Atacar as Universidades, as humanidades, o pensamento livre e que produz crescimento, é o ódio do limite dos que não conseguiram. Bolsonaro não conseguiu, mesmo com tantos privilégios. Outros tantos, brancos e de classe média, também cheios de privilégios, não conseguiram. Mesmo com boas escolas, boa alimentação na infância, boas condições de estudo, morando em casa própria, com condições de só se dedicarem ao estudo. E deve ser doloroso ver os pobres, os que nunca tiveram chance, os que trabalham e estudam, as que levam os filhos para as aulas por não terem com quem deixar, conseguirem sem privilégio nenhum o que ele, Bolsonaro, com tantos privilégios, não conseguiu. O que seus filhos, com tantos privilégios, também não conseguiram.

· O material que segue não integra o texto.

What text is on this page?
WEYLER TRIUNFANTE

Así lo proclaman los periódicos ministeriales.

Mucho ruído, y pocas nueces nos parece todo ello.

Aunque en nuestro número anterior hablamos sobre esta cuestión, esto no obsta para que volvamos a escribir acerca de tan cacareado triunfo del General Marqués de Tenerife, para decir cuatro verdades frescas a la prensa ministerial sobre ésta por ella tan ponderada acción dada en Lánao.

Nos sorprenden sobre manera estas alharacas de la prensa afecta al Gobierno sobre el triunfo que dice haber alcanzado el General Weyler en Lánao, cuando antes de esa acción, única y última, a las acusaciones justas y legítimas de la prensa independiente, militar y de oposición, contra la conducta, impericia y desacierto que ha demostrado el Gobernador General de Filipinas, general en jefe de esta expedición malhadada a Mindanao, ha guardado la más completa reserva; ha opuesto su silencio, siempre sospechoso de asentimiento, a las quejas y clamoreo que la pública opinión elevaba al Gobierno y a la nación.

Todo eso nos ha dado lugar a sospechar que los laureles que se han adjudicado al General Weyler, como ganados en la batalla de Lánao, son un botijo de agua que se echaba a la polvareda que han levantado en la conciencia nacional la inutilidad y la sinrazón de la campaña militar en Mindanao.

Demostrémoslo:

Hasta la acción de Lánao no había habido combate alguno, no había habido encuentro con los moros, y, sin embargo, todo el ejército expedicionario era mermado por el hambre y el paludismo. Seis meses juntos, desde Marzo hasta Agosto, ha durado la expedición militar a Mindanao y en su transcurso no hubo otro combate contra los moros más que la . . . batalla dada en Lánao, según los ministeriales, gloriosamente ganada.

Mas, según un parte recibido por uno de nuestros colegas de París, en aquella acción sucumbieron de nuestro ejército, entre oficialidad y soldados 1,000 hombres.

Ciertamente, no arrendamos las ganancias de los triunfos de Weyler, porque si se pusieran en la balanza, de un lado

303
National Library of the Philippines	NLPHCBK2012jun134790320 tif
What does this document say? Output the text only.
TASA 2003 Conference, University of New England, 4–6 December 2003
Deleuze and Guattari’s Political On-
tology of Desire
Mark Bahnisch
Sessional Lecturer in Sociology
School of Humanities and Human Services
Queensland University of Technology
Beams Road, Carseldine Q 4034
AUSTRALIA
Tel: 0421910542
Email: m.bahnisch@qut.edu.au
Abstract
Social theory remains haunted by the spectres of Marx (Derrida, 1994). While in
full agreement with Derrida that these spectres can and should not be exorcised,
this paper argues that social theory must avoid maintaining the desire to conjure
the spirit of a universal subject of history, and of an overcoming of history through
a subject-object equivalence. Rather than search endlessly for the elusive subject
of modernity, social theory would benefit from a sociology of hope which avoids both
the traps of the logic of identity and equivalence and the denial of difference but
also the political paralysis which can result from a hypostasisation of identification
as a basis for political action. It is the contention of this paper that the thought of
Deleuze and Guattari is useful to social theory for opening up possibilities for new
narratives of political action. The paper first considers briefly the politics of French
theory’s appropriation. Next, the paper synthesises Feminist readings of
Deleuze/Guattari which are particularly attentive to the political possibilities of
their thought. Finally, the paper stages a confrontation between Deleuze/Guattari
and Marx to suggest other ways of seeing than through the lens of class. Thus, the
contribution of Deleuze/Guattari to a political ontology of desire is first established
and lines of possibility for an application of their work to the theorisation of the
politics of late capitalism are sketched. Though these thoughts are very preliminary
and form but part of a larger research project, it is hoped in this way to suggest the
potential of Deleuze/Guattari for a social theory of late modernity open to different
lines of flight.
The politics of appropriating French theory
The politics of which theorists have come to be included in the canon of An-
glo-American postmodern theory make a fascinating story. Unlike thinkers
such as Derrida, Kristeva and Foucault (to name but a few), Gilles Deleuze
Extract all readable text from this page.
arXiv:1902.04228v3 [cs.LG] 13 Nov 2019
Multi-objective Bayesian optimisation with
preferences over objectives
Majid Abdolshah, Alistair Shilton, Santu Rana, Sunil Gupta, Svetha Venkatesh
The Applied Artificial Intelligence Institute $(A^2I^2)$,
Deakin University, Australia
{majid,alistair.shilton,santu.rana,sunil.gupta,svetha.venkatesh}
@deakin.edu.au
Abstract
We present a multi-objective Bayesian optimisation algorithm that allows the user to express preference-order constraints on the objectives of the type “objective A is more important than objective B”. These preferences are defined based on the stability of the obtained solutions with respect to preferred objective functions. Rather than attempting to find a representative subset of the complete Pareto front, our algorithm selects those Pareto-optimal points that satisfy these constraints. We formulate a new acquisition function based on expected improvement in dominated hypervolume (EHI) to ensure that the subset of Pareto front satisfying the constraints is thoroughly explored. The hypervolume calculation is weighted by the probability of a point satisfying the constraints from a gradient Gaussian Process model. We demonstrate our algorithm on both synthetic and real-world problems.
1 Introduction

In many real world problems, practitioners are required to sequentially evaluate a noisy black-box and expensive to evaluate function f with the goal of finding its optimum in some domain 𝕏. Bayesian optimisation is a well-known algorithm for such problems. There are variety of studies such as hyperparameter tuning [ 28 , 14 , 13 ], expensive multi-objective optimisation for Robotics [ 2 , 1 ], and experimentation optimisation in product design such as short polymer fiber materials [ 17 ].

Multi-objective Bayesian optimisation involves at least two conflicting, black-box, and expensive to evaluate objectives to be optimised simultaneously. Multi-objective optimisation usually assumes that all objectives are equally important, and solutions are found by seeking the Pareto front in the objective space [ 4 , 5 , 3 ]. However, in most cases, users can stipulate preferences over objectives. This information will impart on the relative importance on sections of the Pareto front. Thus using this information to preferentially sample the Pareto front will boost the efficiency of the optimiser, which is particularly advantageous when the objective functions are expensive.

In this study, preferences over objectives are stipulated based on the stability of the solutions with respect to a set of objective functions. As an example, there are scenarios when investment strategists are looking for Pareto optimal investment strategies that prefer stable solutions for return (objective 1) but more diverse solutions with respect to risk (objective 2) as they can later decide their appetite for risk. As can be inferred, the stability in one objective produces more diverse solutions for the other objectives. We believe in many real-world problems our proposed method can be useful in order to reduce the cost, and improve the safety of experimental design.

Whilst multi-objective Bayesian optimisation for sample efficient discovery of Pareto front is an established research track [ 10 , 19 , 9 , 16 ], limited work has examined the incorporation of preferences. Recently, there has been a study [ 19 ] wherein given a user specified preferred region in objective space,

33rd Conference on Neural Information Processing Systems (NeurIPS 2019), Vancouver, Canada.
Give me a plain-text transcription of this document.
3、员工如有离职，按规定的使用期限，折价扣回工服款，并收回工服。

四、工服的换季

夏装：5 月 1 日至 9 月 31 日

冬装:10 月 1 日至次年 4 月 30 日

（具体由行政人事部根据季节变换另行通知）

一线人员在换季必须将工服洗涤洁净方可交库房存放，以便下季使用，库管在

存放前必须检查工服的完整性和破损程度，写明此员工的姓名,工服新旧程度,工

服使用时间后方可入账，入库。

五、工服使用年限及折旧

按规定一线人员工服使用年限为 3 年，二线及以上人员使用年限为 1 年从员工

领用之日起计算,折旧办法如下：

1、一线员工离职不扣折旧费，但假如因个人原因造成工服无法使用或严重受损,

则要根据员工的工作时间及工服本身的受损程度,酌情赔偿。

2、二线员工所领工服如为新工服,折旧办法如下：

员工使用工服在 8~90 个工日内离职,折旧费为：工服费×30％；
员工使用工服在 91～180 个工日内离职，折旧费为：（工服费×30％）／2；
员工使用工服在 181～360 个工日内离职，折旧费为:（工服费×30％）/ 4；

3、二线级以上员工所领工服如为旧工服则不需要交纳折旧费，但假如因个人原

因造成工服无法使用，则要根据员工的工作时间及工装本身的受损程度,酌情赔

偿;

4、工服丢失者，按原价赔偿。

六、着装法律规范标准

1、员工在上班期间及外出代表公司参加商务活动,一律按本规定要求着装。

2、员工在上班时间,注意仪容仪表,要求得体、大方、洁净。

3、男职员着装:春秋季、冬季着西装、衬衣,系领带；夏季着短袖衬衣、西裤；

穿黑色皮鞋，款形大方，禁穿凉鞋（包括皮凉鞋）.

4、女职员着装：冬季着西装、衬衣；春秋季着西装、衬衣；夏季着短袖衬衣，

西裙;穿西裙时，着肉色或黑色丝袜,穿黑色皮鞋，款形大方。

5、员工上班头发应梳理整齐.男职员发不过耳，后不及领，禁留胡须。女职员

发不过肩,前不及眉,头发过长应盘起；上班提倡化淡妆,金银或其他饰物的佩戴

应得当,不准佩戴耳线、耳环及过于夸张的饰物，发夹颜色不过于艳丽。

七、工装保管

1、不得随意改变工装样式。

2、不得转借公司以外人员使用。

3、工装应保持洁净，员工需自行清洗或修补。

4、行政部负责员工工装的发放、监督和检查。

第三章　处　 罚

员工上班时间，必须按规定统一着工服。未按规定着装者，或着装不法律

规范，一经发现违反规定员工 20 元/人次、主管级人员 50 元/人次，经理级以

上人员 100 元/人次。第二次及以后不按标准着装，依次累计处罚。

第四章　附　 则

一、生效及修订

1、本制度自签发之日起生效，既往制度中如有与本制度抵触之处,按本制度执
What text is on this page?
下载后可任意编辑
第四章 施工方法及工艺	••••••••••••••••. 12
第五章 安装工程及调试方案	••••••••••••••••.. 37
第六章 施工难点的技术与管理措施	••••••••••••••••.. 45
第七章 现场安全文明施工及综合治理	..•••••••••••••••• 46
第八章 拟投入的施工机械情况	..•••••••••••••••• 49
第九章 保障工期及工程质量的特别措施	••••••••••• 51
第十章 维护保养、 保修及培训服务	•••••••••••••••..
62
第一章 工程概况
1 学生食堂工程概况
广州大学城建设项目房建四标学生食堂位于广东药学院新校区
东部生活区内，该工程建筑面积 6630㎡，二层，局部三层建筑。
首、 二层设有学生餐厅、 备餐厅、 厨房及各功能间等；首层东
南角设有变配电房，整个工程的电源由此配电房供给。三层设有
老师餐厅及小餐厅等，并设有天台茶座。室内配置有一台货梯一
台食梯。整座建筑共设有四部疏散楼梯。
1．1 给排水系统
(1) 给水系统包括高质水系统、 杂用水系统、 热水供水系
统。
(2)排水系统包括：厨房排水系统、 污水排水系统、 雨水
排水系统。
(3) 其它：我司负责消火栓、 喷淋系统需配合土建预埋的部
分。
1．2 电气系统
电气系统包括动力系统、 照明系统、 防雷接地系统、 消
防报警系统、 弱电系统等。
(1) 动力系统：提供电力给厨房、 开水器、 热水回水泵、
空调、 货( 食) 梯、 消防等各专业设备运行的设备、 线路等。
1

Por isso, ele quer destruir tudo. Porque assim ninguém mais será capaz de esfregar na cara dele o quão limitado ele é. O quanto ele não conseguiu. O quanto seus iguais também não conseguiram. Só conseguirá isso impedindo que outros consigam. Impedindo que outros cresçam. Por isso, estrangular a Universidade, o pensamento e as ciências humanas. Esse é o pano de fundo desse ódio. E dele o mercado se apropria.